From time to time, we receive ‘secret instruction letters’ from the ministry, sometimes detailing exactly how we’re supposed to enforce hijab rules, even down to the colours students are allowed to wear. They come and check our CCTV footage to see if our students are wearing hijab. Just this week, they forced our school to fire the most popular teacher because she posted photos of herself on Instagram without a hijab.
‘Schools are responsible for these suicides’
Anahita goes on to highlight the impact of these pressures on students, particularly younger generations.
These pressures aren’t new … What’s new is the anger, the resistance in this younger generation. In our generation, we accepted whatever horror our teachers imposed on us, but these younger generations won’t bend.
If students face this kind of treatment in school and have no one to turn to – no family support – the situation can become volatile. Students may get angry, depressed, or make dramatic decisions, like ending their lives. There’s no doubt that schools bear responsibility for these suicides. It’s simple: on one side are minors, on the other are adults. The adults are responsible.

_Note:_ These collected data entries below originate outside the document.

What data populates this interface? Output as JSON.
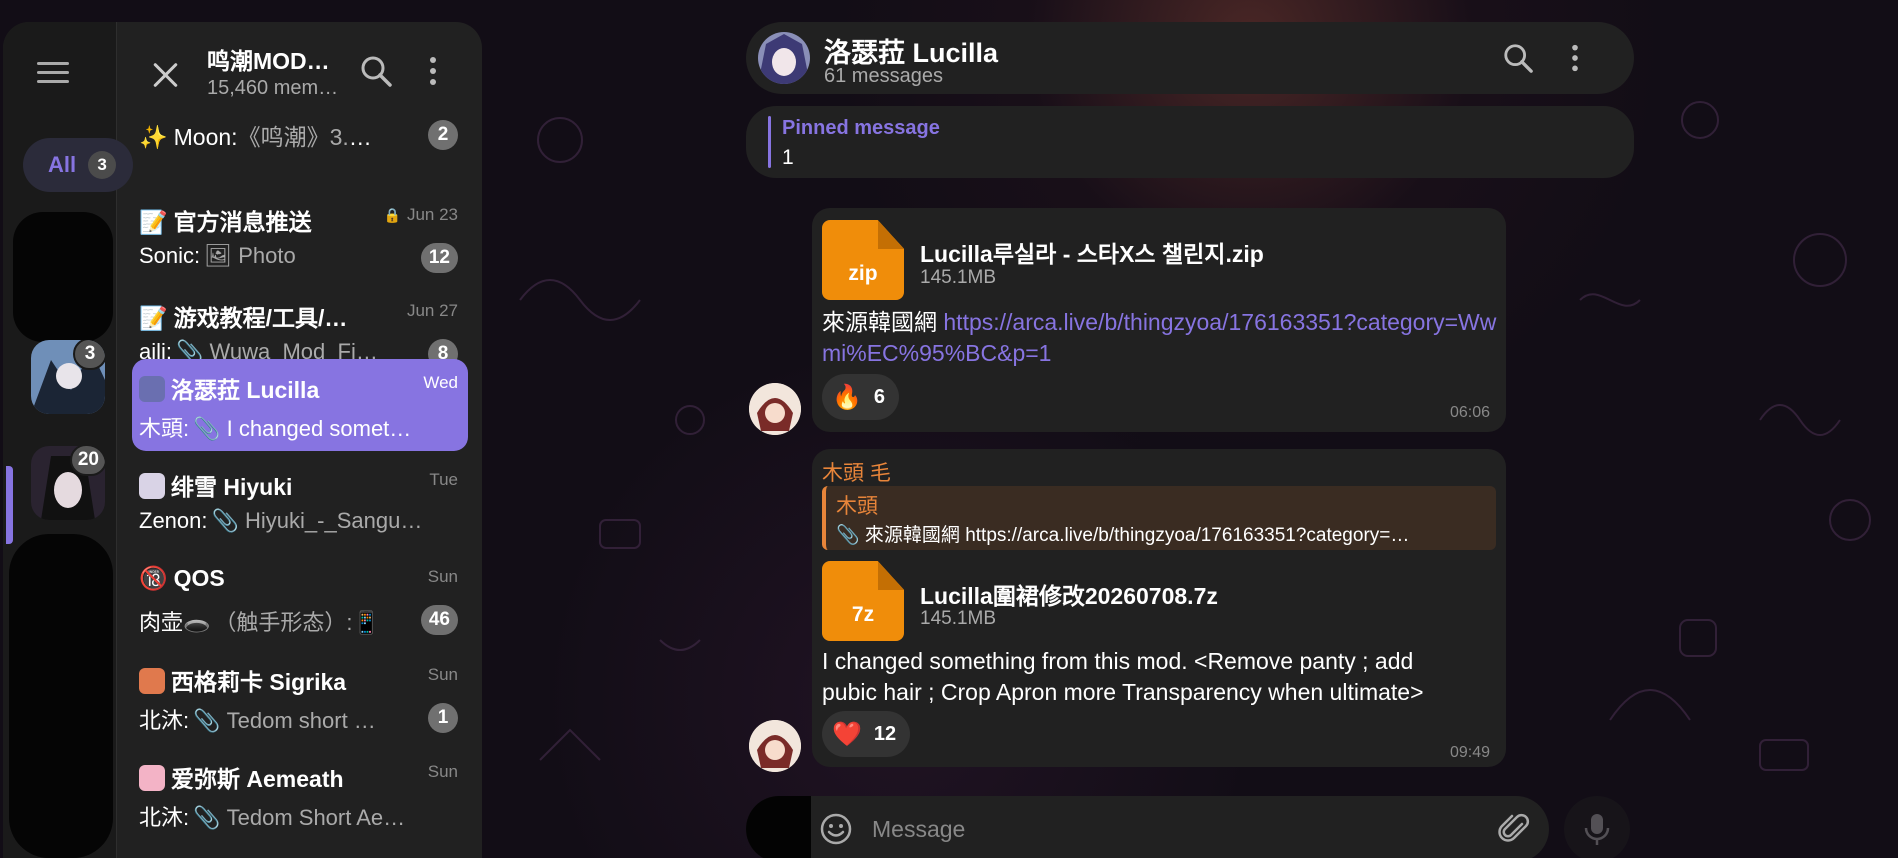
{
  "left": {
    "menu_icon": "hamburger-icon",
    "folders": {
      "all_label": "All",
      "all_count": "3",
      "avatar_badges": [
        "3",
        "20"
      ]
    },
    "chatlist": {
      "title": "鸣潮MOD…",
      "subtitle": "15,460 mem…",
      "items": [
        {
          "icon": "✨",
          "name": "Moon:",
          "message": "《鸣潮》3.5…",
          "date": "",
          "badge": "2",
          "sender": ""
        },
        {
          "icon": "📝",
          "name": "官方消息推送",
          "message": "🖼 Photo",
          "date": "Jun 23",
          "badge": "12",
          "sender": "Sonic:",
          "locked": true
        },
        {
          "icon": "📝",
          "name": "游戏教程/工具/…",
          "message": "📎 Wuwa_Mod_Fi…",
          "date": "Jun 27",
          "badge": "8",
          "sender": "aili:"
        },
        {
          "icon": "",
          "name": "洛瑟菈 Lucilla",
          "message": "📎 I changed somet…",
          "date": "Wed",
          "badge": "",
          "sender": "木頭:"
        },
        {
          "icon": "",
          "name": "绯雪 Hiyuki",
          "message": "📎 Hiyuki_-_Sangui…",
          "date": "Tue",
          "badge": "",
          "sender": "Zenon:"
        },
        {
          "icon": "🔞",
          "name": "QOS",
          "message": "（触手形态）:📱",
          "date": "Sun",
          "badge": "46",
          "sender": "肉壶🕳️"
        },
        {
          "icon": "",
          "name": "西格莉卡 Sigrika",
          "message": "📎 Tedom short …",
          "date": "Sun",
          "badge": "1",
          "sender": "北沐:"
        },
        {
          "icon": "",
          "name": "爱弥斯 Aemeath",
          "message": "📎 Tedom Short Ae…",
          "date": "Sun",
          "badge": "",
          "sender": "北沐:"
        }
      ]
    }
  },
  "chat": {
    "title": "洛瑟菈 Lucilla",
    "subtitle": "61 messages",
    "pinned_title": "Pinned message",
    "pinned_text": "1",
    "messages": [
      {
        "file_ext": "zip",
        "file_name": "Lucilla루실라 - 스타X스 챌린지.zip",
        "file_size": "145.1MB",
        "text_prefix": "來源韓國網",
        "link": "https://arca.live/b/thingzyoa/176163351?category=Wwmi%EC%95%BC&p=1",
        "reaction_emoji": "🔥",
        "reaction_count": "6",
        "time": "06:06"
      },
      {
        "sender": "木頭 毛",
        "reply_name": "木頭",
        "reply_text": "📎 來源韓國網 https://arca.live/b/thingzyoa/176163351?category=…",
        "file_ext": "7z",
        "file_name": "Lucilla圍裙修改20260708.7z",
        "file_size": "145.1MB",
        "text": "I changed something from this mod. <Remove panty ; add pubic hair ; Crop Apron more Transparency when ultimate>",
        "reaction_emoji": "❤️",
        "reaction_count": "12",
        "time": "09:49"
      }
    ],
    "composer_placeholder": "Message"
  },
  "colors": {
    "accent": "#8774e1",
    "panel": "#212121",
    "file_orange": "#f08d0a",
    "reply_orange": "#e8853a"
  }
}
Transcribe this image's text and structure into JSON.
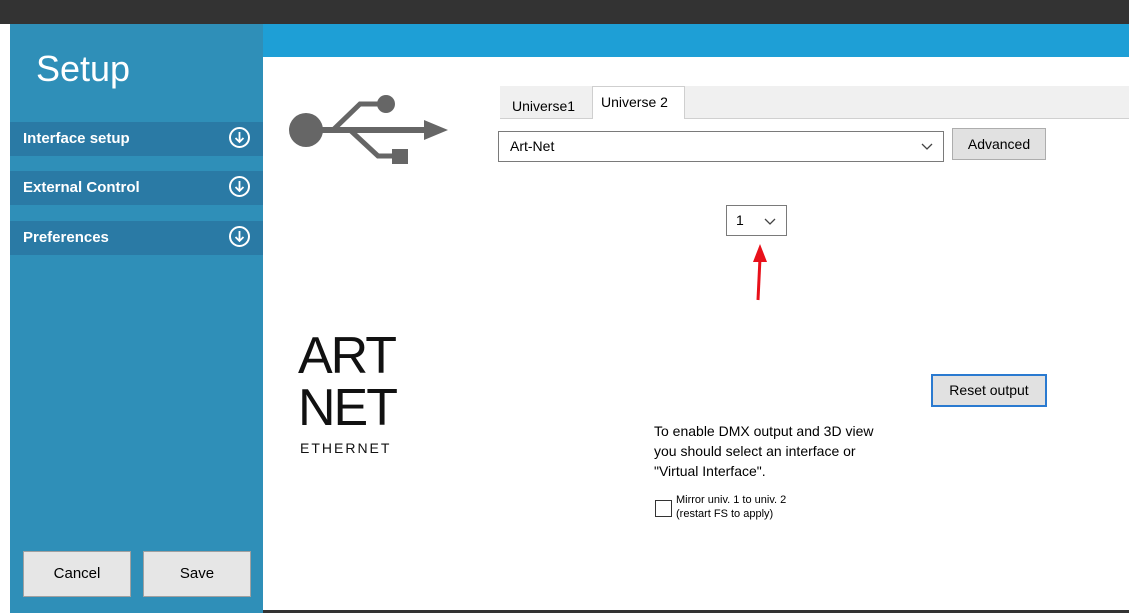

She emphasises the stark differences between public and private schools.
The situation in public schools is terrible, and in poorer regions, it’s even worse. But in private schools, it’s somewhat better. For one, families are paying, so the schools can’t harass their children as much. And parents can see the environment before enrolling their kids – they can tell if the teachers or principal are hardliners or are ‘okay’.
In other words, if families have money and can send their children to a private school, those children are protected to some extent. If not, in most cases they’re at the mercy of these hand-picked zealots.
There are no reliable statistics on student suicide rates in Iran. However, a rare survey published by the education ministry in 2021 reported that the “risk” index among Iranian students had increased tenfold in the previous six years, with suicide consistently listed as one of the top three risk factors.
This article was published first in France24.